The time complexity of this solution is $O(log(m+n))$ because the `findKth`

function uses binary search to eliminate half of the elements in each iteration, resulting in a logarithmic time complexity. The space complexity is `O(1)`

.

One solution is to merge the two sorted arrays into a single sorted array and then find the median of the merged array.

```
class Solution {
public:
double findMedianSortedArrays(vector<int> &nums1, vector<int> &nums2) {
int m = nums1.size();
int n = nums2.size();
int i = 0, j = 0, k = 0;
vector<int> merged(m + n);
while (i < m && j < n) {
if (nums1[i] < nums2[j]) {
merged[k++] = nums1[i++];
} else {
merged[k++] = nums2[j++];
}
}
while (i < m) {
merged[k++] = nums1[i++];
}
while (j < n) {
merged[k++] = nums2[j++];
}
int mid = (m + n) / 2;
if ((m + n) % 2 == 0) {
return (merged[mid - 1] + merged[mid]) / 2.0;
} else {
return merged[mid];
}
}
};
```

This solution has a time complexity of $O(m+n)$ because it needs to merge the two sorted arrays into a single sorted array, and a space complexity of $O(m+n)$ because it needs to store the merged array.
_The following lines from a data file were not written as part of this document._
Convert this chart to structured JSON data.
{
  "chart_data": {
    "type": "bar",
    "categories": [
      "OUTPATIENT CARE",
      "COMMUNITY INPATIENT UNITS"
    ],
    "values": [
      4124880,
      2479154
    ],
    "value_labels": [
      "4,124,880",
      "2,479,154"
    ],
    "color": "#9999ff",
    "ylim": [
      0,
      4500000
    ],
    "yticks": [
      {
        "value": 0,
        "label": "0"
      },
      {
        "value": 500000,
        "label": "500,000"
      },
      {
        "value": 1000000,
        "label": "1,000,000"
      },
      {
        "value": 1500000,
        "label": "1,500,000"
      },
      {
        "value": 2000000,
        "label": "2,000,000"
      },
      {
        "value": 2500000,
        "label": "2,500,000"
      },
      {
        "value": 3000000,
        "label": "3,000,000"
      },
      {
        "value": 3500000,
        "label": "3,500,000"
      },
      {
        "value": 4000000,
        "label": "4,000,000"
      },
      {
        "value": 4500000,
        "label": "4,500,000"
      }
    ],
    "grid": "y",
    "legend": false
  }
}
Another solution is to perform a binary search on the shorter array to find the partition point that separates the two arrays such that the number of elements on the left and right sides of the partition point are equal.

```
class Solution {
public:
double findMedianSortedArrays(vector<int> &nums1, vector<int> &nums2) {
int m = nums1.size();
int n = nums2.size();
if (m > n) {
return findMedianSortedArrays(nums2, nums1);
}
int left = 0, right = m;
while (left <= right) {
int partition1 = (left + right) / 2;
int partition2 = (m + n + 1) / 2 - partition1;
int maxLeft1 = (partition1 == 0) ? INT_MIN : nums1[partition1 - 1];
int minRight1 = (partition1 == m) ? INT_MAX : nums1[partition1];
int maxLeft2 = (partition2 == 0) ? INT_MIN : nums2[partition2 - 1];
int minRight2 = (partition2 == n) ? INT_MAX : nums2[partition2];
if (maxLeft1 <= minRight2 && maxLeft2 <= minRight1) {
if ((m + n) % 2 == 0) {
return (max(maxLeft1, maxLeft2) + min(minRight1, minRight2)) / 2.0;
} else {
return max(maxLeft1, maxLeft2);
}
} else if (maxLeft1 > minRight2) {
right = partition1 - 1;
} else {
left = partition1 + 1;
}
}
return -1.0;
}
};
```

This solution has a time complexity of $O(log(min(m, n)))$ because it performs binary search on the shorter array, and a space complexity of $O(1)$.